David Rowland, Lloyd's chairman, said that the planned amendments had been given urgency by a recent court judgment that any awards to Lloyd's names be made on a "first past the post" basis.
That means that when the errors and omissions insurance cover held by the agents being sued runs out, names who are further down the litigation ladder would lose out because there would be no money left to pay any awards.
The High Court also began hearing an application by the Gooda Walker names for an interim award following their win in the courts last year. The damages they are entitled to are estimated at more than £500m.
Lloyd's first proposed amending the premium trust deeds in October, but shelved the plan in the face of fierce opposition from names and in the hope of agreeing an overall settlement with all the litigating names before any awards were made.
In a letter to names explaining the move, Mr Rowland attempted to reassure them that a settlement was still being pursued.

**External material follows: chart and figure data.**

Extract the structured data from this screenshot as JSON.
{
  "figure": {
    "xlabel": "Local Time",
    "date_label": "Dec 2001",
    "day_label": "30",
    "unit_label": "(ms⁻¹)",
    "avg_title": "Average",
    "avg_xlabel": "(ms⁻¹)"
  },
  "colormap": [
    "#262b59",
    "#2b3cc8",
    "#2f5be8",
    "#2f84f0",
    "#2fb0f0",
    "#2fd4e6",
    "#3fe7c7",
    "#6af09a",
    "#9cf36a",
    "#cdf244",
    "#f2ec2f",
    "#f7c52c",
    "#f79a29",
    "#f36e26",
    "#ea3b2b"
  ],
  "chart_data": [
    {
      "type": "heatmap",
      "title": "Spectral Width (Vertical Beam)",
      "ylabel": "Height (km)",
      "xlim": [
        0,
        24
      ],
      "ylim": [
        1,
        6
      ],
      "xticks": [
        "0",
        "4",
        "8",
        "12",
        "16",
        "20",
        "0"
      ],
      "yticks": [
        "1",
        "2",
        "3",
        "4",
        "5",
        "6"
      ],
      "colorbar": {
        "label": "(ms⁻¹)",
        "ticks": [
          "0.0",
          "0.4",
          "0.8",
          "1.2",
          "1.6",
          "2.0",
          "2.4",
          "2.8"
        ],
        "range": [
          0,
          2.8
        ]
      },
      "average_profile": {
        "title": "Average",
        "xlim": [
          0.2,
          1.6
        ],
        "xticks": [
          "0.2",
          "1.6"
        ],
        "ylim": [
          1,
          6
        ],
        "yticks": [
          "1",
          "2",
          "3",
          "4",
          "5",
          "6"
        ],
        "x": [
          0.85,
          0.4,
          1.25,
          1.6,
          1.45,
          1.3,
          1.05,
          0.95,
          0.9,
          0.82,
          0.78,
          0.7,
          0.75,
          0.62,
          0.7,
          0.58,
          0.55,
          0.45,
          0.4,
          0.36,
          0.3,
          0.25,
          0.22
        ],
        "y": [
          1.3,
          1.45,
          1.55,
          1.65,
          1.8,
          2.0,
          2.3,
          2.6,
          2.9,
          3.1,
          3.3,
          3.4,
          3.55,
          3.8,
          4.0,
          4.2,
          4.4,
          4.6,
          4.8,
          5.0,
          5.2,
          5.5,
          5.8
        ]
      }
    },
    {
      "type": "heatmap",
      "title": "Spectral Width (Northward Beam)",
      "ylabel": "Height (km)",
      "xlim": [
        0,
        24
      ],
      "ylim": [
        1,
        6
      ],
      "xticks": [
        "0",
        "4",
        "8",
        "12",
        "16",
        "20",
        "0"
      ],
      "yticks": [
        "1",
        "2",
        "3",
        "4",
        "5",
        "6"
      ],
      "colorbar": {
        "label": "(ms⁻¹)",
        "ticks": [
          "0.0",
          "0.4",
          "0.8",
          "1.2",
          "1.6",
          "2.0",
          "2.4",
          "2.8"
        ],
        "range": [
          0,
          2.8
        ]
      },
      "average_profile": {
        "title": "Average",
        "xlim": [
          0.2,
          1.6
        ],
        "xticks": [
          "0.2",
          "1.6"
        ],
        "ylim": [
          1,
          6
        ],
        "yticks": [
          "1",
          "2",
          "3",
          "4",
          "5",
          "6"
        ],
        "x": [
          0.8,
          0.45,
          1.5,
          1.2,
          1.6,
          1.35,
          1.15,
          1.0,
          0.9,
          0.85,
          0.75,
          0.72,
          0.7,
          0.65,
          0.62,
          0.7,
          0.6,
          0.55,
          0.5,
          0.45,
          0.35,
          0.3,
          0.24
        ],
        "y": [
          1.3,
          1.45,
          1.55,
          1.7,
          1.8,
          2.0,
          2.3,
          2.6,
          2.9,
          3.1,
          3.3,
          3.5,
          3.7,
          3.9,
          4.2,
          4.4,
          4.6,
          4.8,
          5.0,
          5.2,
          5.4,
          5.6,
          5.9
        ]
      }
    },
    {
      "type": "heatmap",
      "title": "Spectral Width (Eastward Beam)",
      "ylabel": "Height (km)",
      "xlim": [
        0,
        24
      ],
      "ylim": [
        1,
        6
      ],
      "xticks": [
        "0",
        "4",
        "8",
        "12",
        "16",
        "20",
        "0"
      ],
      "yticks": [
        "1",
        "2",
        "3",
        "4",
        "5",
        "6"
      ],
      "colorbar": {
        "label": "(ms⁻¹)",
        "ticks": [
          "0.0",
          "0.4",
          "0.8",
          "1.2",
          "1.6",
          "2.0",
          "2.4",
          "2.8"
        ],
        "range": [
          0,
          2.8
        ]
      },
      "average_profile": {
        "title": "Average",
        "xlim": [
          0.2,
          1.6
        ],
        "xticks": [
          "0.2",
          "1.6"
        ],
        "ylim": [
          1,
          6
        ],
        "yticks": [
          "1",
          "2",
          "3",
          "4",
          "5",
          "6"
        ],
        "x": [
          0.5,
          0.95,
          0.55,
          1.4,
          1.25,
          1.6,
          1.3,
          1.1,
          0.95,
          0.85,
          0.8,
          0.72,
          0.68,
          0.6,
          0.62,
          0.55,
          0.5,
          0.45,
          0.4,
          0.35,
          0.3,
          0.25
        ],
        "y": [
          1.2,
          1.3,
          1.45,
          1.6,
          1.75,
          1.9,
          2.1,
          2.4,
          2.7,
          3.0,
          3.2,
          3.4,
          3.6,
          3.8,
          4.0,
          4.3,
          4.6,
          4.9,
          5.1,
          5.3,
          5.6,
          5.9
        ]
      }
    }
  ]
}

"We still believe a settlement offers the best chance of a fair resolution of the disputes," Mr Rowland said.
"We shall continue to work to achieve this. But in the meantime, Council have concluded that, because circumstances affecting litigation recoveries have changed in the past two months, it is necessary now to seek the Secretary of State's consent."
Michael Deeny, chairman of the litigating names' committee and of the Gooda Walker Action Group, said: "Lloyd's explanations lack credibility. It has been known that there would be a Gooda Walker application for an interim payment since October. The decision in favour of `first past the post' was widely expected and the Lloyd's underwriters involved in the case actually argued for this principle.
"No settlement negotiations have taken place since Lloyd's announced the proposed changes. One has to begin to question the sincerity of Lloyd's interest in a settlement of the litigation."